In “American Green: The Obsessive Quest for the Perfect Lawn,” Steinberg writes that when the Levitts, a family of developers, built what is widely regarded as the first mass-produced American suburb on what had been a swath of potato fields on Long Island, New York, each of the 17,000 or so homes had a lawn surrounding it. There were covenants in the deeds to the homes that every owner mow their lawn once a week. (Of note, the Levitts built a majority of the first homes in large planned communities of Largo, Bowie and Crofton in Maryland during the 1960s.)

Most early lawns in America could be found on the estates of the wealthy, because they had the financial resources to afford the upkeep. Thomas Jefferson, of course, is noted for being one of the first to replicate European lawn styling in America at Monticello. Most Americans at that time focused on using their yard to grow crops or raise animals.

In fact, most of the grasses that we see in our neighborhoods, in parks and even lining our streets aren’t what colonists found when they arrived. Pasture grasses were not native to the eastern seaboard, and animals brought from Europe would die in the winter from starvation or from eating poisonous plants out of desperation after they gobbled up native, annual grasses in the New England area, according to an article in Scientific American. Raising animals was crucial to survival, so settlers in the 17th century began importing grass and clover seeds from back home (with them came weeds like dandelions too).

Lawns are now the most grown “crop” in America.

It was in the 1870s that produce gardens that had traditionally been in the front yards of American homes moved to the backyard, and maintained grass, separating homes from streets in suburban communities, began to take rise, according to a history of the American lawn on the website of grass seed producer Pennington.

During the first official World’s Fair in the United States, in Philadephia in 1876, the U.S. Department of Agriculture had several displays on how to start new grass lawns. The rise of the sport of golf in America also contributed to our obsession with lawns. According to Virginia Scott Jenkins’ book “The Lawn: A History of an American Obsession,” the idea of refining turf grasses took off after the first American golf course opened in New York in 1888 and golf course-like lawns became an American goal. The U.S. Golf Association contributed funding to USDA research into testing grasses.
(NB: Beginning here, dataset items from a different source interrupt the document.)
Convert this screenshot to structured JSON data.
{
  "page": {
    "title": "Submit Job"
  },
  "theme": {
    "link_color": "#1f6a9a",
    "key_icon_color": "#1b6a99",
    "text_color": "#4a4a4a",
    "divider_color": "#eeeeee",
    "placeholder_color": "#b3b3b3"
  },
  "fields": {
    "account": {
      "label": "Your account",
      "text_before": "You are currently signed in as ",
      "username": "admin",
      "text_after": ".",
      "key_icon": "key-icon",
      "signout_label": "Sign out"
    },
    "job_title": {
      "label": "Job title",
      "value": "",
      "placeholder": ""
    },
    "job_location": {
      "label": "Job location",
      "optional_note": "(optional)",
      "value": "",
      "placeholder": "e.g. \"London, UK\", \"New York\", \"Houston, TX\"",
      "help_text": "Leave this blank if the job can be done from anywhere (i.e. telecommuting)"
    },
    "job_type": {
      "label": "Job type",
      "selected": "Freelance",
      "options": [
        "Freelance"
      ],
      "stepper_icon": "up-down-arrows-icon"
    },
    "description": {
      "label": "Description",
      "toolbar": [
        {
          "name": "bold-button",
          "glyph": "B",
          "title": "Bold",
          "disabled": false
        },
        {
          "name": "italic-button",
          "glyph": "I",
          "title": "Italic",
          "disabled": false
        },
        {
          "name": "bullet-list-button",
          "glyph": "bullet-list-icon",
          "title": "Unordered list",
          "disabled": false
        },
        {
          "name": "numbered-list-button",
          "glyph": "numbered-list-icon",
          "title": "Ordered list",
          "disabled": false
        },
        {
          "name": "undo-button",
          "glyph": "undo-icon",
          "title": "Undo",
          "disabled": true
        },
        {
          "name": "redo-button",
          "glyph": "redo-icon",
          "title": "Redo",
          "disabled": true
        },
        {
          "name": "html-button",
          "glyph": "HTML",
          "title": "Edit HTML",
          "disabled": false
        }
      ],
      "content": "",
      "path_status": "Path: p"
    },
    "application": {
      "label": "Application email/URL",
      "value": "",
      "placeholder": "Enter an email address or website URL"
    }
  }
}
The lawn obsession in America was put on hold during the first World War, when citizens turned their yards into Victory Gardens — vegetable gardens to increase food production during wartime. Even President Woodrow Wilson famously used sheep to maintain the White House lawn to allow grounds crews to join military service; the sheep’s wool was donated to the Red Cross.

The rise of the Weekend Weed Warrior like myself was at least partially because of the advent of the 40-hour work week, made possible by the Fair Labor Standards Act in 1938, freeing up weekends to work on lawns, among other things. That was followed by the mass production of rotary power mowers in the late ’40s, which made larger lawns easier to maintain. From 1946 to 1959, sales of lawn mowers grew from 139,000 to 4.2 million, according to Steinberg’s book.

There are now more than 40 million acres of turf in the United States constituting our lawns. They certainly have their benefits beyond looking nice. Lawns absorb carbon dioxide to clean the air and reduce runoff. And yes, an aesthetically pleasing lawn can contribute significantly to a home’s value.


The obsession, however, comes from what our lawn says about us. Lawns are a manifestation of our socio-economic status; not just of ourselves, but our neighborhoods. No one wants their neighbor to be “that guy” who let’s his grass grow knee-high before he cuts it — or worse, as I once feared, being “that guy” yourself. And too many unkempt lawns in a neighborhood may indicate the community as a whole doesn’t have the time or money to prioritize something as trivial as their front yard, leading to lower property values.

Lawns are, without question, really just a vanity project. But I can’t help myself, as I finish writing this and hear my neighbor firing up his lawn equipment to beat the rain, I think, “Well, guess it’s time to mow the grass.” At least I get to use my new toy again.